第25章 出逢ってしまったから
薄暗い廊下をリサは呼ばれた男の後ろを歩く。
廊下に灯された明かりがたまに揺れ、影も揺らす。足音だけが響く廊下にリサが男に声を掛けた。
『さ、さっきの部屋で頬に怪我をしてる人がいました。何か冷やす物を渡してあげた方がいいと思います』
『そんな物は必要ない。あの娼婦が受け持つのはそういう客だ』
――――そういう客?
『地下街の娼館とはいえ、清潔さ、身嗜み、スタイル、顔…は重視する。上客になると女のレベルも上がる。金のないやつはないなりの女しか呼べない。あの女は胸はデカいが顔や身嗜みは駄目だ…ま、そういうことだ』
『酷い…。じゃぁ、殴られたってわけですか?』
『タチの悪い客になるとそういうことをするやつがいる。リサ、お前はよかったな。オレグ様のお気に入りならそんな事はされまい』
リサは何も答えることなく、ただ後を歩いた。
オレグとの諸事後、リサはいつもの水を飲む。
『オレグ様…お聞きしても宜しいでしょうか?』
『何だ?』
『オレグ様は私が今よりも醜い顔やスタイルや不潔なら御相手されませんか?』
思ってもみない言葉にオレグは目を丸くさせる。
顎に手を置きジッとリサを見る。
『そうだな…。リサは僕だけの娼婦だが、顔も体も気に入っている。
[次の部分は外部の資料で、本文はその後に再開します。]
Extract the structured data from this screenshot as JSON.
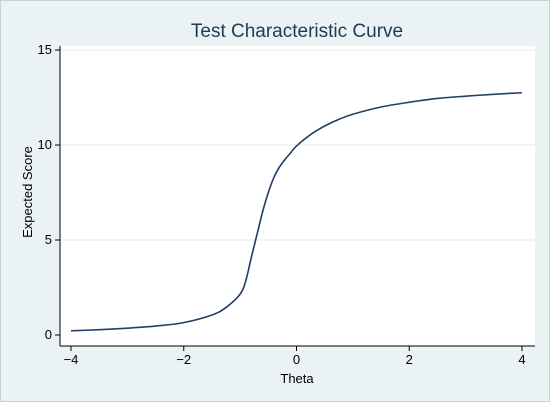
{
  "chart_data": {
    "type": "line",
    "title": "Test Characteristic Curve",
    "xlabel": "Theta",
    "ylabel": "Expected Score",
    "xlim": [
      -4,
      4
    ],
    "ylim": [
      0,
      15
    ],
    "xticks": [
      -4,
      -2,
      0,
      2,
      4
    ],
    "xtick_labels": [
      "−4",
      "−2",
      "0",
      "2",
      "4"
    ],
    "yticks": [
      0,
      5,
      10,
      15
    ],
    "ytick_labels": [
      "0",
      "5",
      "10",
      "15"
    ],
    "grid": "horizontal",
    "legend": false,
    "colors": {
      "plot_background": "#ffffff",
      "outer_background": "#eaf2f3",
      "line": "#1f3f66",
      "title": "#1e3b5a",
      "grid": "#e6eaee"
    },
    "series": [
      {
        "x": [
          -4.0,
          -3.5,
          -3.0,
          -2.5,
          -2.0,
          -1.5,
          -1.25,
          -1.0,
          -0.9,
          -0.8,
          -0.7,
          -0.6,
          -0.5,
          -0.4,
          -0.3,
          -0.2,
          -0.1,
          0.0,
          0.25,
          0.5,
          0.75,
          1.0,
          1.5,
          2.0,
          2.5,
          3.0,
          3.5,
          4.0
        ],
        "y": [
          0.22,
          0.28,
          0.36,
          0.47,
          0.65,
          1.05,
          1.45,
          2.15,
          2.85,
          4.1,
          5.3,
          6.5,
          7.5,
          8.3,
          8.85,
          9.25,
          9.6,
          9.95,
          10.55,
          11.0,
          11.35,
          11.62,
          12.0,
          12.25,
          12.45,
          12.57,
          12.67,
          12.75
        ]
      }
    ]
  }
}
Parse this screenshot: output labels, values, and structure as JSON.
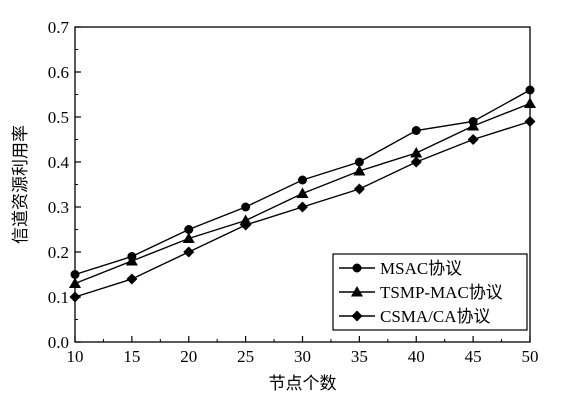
{
  "chart_data": {
    "type": "line",
    "xlabel": "节点个数",
    "ylabel": "信道资源利用率",
    "xlim": [
      10,
      50
    ],
    "ylim": [
      0.0,
      0.7
    ],
    "x_ticks": [
      10,
      15,
      20,
      25,
      30,
      35,
      40,
      45,
      50
    ],
    "y_ticks": [
      "0.0",
      "0.1",
      "0.2",
      "0.3",
      "0.4",
      "0.5",
      "0.6",
      "0.7"
    ],
    "x": [
      10,
      15,
      20,
      25,
      30,
      35,
      40,
      45,
      50
    ],
    "grid": false,
    "legend_position": "bottom-right",
    "series": [
      {
        "name": "MSAC协议",
        "marker": "circle",
        "values": [
          0.15,
          0.19,
          0.25,
          0.3,
          0.36,
          0.4,
          0.47,
          0.49,
          0.56
        ]
      },
      {
        "name": "TSMP-MAC协议",
        "marker": "triangle",
        "values": [
          0.13,
          0.18,
          0.23,
          0.27,
          0.33,
          0.38,
          0.42,
          0.48,
          0.53
        ]
      },
      {
        "name": "CSMA/CA协议",
        "marker": "diamond",
        "values": [
          0.1,
          0.14,
          0.2,
          0.26,
          0.3,
          0.34,
          0.4,
          0.45,
          0.49
        ]
      }
    ],
    "colors": {
      "line": "#000000",
      "marker": "#000000",
      "axis": "#000000"
    }
  }
}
誰にも触れさせない…、君がもし誰かを受け入れる日が来たら、僕は君を許さないだろう』
愛おしそうに冷ややかにリサを見つめる。
『リサ、君は…病に伏せる同居人が良くなる為に地上に出たいと思うかい?』
『おばあちゃんの為には地下街よりは地上のほうがいいと思います…ね』
『僕の意思は決まっている。リサが清いまま、僕の物ならね…叶えられるよ。くれぐれも…離れないように。話は終わりだ…今日教えた事を復習をしよう。さぁ、こっちへ』
ベッドサイドに股を開いて座るオレグ。リサは頷くと座るオレグの間にしゃがみこみ、教えられた行為をすることにした。